L’ouvrage du support « texture » et rythme subtilement l’espace, inscrivant stratigraphiquement lignes et volumes contre ou à l’encontre desquels se déterminent les motifs surajoutés. Paradoxalement ces « pierres de rêve » (paésines) de fabrication accélérée vont être le support de constructions géométriques et non de visions paysagistes.

Le répertoire, comme issu du monde d’Escher, s’inscrit en abîme sur les paravents. Labyrinthes, escaliers, pyramides et autres constructions se greffent sur le mobilier ou flottent oniriquement, se renversant quelquefois. Les « Chambres » ont dû naître de ce déplacement des volumes dans l’espace.

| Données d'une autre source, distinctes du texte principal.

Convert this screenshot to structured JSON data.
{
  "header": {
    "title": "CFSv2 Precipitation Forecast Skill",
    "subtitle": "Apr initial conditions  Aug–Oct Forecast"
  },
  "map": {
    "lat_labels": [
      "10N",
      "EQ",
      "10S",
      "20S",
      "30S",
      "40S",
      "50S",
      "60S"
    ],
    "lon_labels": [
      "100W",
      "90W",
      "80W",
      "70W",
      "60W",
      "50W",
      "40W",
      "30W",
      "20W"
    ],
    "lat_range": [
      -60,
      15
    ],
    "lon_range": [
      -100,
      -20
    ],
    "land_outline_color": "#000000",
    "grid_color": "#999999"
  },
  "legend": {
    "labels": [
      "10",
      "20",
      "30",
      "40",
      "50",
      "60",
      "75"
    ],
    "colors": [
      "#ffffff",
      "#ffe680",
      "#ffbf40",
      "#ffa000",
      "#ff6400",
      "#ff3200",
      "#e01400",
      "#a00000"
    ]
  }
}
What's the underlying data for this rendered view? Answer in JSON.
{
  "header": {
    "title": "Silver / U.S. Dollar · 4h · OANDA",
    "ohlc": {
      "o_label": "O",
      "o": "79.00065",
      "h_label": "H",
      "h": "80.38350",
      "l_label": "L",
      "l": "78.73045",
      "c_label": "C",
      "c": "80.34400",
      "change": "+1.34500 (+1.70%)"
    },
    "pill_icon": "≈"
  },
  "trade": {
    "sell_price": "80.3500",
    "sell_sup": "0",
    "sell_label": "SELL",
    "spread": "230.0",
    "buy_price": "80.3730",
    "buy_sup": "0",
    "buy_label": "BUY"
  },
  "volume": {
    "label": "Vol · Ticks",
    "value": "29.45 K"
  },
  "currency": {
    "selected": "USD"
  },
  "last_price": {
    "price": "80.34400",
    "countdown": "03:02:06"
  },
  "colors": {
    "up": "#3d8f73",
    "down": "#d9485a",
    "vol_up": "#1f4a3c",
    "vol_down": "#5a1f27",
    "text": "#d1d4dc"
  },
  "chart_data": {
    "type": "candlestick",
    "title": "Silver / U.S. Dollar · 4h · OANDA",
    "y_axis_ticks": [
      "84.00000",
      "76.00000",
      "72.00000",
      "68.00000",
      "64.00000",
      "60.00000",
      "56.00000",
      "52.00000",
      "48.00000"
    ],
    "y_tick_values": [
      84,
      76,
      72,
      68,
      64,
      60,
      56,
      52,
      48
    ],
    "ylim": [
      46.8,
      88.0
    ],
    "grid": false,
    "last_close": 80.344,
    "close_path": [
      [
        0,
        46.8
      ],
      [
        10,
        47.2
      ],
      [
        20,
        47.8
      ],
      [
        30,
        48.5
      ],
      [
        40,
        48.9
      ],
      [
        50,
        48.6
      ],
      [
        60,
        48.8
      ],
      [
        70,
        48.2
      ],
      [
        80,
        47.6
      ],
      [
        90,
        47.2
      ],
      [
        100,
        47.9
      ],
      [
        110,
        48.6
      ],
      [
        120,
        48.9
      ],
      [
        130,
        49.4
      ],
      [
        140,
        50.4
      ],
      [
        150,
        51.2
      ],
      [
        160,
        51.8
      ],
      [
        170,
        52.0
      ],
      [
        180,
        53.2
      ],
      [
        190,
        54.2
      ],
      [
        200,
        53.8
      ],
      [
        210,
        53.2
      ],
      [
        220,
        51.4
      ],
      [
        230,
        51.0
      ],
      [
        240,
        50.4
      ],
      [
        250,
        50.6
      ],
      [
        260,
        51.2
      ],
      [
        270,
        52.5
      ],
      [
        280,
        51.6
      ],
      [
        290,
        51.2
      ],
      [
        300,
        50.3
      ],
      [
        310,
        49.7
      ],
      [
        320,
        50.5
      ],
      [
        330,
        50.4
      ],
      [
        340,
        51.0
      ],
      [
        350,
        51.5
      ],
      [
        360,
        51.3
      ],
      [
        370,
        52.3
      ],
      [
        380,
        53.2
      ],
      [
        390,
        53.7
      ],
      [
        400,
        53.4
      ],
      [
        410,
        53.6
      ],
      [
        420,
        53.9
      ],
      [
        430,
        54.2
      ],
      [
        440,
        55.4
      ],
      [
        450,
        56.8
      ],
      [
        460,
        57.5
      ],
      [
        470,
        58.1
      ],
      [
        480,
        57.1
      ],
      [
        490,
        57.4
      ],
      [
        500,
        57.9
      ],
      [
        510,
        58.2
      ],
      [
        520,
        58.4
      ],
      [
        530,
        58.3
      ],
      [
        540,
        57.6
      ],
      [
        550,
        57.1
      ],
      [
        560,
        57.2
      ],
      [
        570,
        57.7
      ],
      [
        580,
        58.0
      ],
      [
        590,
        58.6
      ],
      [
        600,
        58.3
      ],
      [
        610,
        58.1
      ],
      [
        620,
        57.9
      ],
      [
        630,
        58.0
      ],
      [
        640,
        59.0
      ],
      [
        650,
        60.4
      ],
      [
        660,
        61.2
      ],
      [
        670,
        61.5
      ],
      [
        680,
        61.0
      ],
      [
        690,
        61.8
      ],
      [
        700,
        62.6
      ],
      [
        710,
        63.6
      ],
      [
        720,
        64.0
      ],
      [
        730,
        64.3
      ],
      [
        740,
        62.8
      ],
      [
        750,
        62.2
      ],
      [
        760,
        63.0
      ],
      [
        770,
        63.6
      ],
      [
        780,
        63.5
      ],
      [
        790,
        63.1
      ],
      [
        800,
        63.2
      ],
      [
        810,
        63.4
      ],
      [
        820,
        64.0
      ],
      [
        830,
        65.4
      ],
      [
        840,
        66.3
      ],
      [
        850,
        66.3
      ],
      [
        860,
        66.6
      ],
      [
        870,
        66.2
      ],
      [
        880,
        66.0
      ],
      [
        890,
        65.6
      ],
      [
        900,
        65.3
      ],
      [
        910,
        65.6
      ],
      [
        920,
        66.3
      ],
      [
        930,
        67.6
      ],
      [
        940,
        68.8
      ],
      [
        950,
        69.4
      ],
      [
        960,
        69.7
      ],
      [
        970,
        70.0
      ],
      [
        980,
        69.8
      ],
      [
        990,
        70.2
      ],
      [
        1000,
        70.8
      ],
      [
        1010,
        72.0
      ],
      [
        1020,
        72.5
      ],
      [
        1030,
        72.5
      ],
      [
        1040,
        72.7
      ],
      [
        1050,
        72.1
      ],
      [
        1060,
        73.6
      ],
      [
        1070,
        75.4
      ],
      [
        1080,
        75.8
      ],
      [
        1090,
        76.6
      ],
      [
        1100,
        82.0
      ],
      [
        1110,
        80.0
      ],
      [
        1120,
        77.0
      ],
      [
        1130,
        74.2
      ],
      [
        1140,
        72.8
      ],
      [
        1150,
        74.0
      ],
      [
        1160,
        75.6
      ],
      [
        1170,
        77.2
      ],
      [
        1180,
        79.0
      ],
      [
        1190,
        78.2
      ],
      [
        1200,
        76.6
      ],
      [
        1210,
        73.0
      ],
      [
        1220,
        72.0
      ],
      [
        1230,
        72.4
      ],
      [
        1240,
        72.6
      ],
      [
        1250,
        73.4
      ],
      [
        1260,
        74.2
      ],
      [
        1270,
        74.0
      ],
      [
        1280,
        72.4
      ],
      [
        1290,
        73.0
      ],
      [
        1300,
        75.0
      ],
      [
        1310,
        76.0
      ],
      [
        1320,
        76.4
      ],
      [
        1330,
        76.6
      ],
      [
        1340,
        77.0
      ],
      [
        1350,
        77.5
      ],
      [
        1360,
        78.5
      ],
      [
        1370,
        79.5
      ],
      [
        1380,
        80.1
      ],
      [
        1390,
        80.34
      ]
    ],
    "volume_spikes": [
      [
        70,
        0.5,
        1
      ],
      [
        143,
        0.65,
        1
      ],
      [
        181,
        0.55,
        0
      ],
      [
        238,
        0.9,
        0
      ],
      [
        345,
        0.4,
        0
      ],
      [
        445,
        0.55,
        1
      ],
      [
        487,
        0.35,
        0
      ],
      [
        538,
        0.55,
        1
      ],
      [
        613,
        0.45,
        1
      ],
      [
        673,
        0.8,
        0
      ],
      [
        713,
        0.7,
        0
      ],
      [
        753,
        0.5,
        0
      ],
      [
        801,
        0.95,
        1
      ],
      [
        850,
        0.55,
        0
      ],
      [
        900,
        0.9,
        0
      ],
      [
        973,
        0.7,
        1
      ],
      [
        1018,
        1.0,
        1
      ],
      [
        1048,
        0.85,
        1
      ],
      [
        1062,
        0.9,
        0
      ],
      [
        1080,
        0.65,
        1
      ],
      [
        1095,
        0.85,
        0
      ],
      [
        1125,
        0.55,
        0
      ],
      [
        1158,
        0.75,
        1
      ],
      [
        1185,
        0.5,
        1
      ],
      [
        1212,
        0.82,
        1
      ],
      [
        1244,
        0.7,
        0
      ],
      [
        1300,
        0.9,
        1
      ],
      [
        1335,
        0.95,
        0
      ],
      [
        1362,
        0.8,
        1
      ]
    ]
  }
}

Volumes où la peinture reste essentielle, ces chambres « funéraires »?… sont aussi nuptiales quand elles font plaisamment du spectateur un voyeur. Contemplant l’intérieur de la yourte, soit par en dessous -douce coquinerie-, soit en lorgnant par une petite fente ironiquement préméditée, le spectateur retrouve l’onirique désordre des redondantes constructions où s’affirme le désir de ne rien abandonner de ce qui appartient à l’élaboration de la création.

Amalgame dérisoire autant qu’ordre encyclopédique, les « Inventaires » sont l’aboutissement de cette volonté de déclinaison topographique des différentes formes volumétriques. Ils s’offrent à notre lecture sur un mode plus simultané que ne le faisaient les Livres et Cahiers d’esquisses dont est issu ce microcosme et constituent un univers offerts aux quêtes : quête de l’essence de la création à travers le pouvoir de nomination ; recherche proustienne de son début dans sa fin.

L’inventaire de cet alphabet de symboles engendre l’invention de nouvelles figures, énonçant ainsi le problème insoluble de l’énumération d’un ensemble infini ne pouvant se résoudre que dans la découverte inespérée d’un Aleph, point de l’espace contenant tous les autres.